What you have to do is market your site and make it visible to the maximum number of people who are likely to make purchases from it. That is genuinely the hardest part of any business. That said, it can be done from anywhere in the world. You also need to keep your site maintained and updated. Even if you are working with a company that handles the site, you still need to be engaged with your customers. Even a turnkey business is not a completely hands-off business. In this case, it just so happens to be a business that is not dependent on your physical location.
Travel Related Businesses
One of the best things about travel-related businesses is that you learn how, not just where to travel. If you are well-traveled, you can share that experience with everyone from anywhere. Travel blogs are extremely popular. And travel guides are surprisingly easy to write. People don’t need to know the history of every leaf in a village. They just want to know about a few good places to stay, a few choice places to eat, and a few fun and interesting things to do in a particular locale.

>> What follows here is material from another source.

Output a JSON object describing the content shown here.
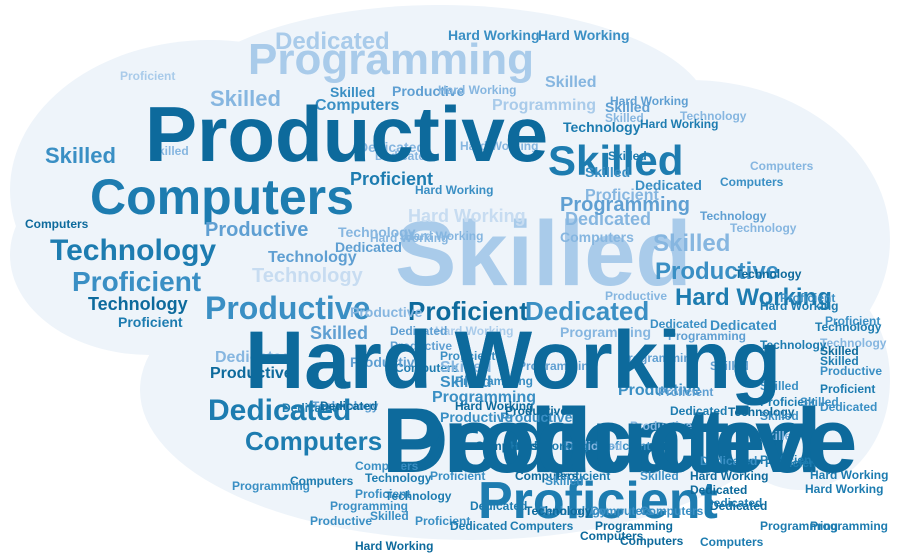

If you are the kind of person who likes to travel, pick up a decent camera and do some photo journaling. There is lots of money to be made in good travel photography. A picture is worth a thousand words, and if good, about that many dollars. While it helps to move between interesting locations, you don’t have to be stationed in any particular location to earn money from your adventures.
Write a Book
If you manage about 3,000 words a day, you will complete your novel in about a month. Appropriate word count varies by genre. At 90,000 words, you’ve got plenty to throw away and still have more than enough for most books. Have you been unemployed for more than a month? That’s a book you could have written. Sure, it may have been a bad book. But bad books become good books with a bit of love and care. Before you get a good book, you have to start with a bad one. Keep moving the cursor to the right. You can do it. Best of all, you don’t even need an internet connection.
Some careers are bound to location. That will never be the case for e-commerce, travel-related businesses, and writing.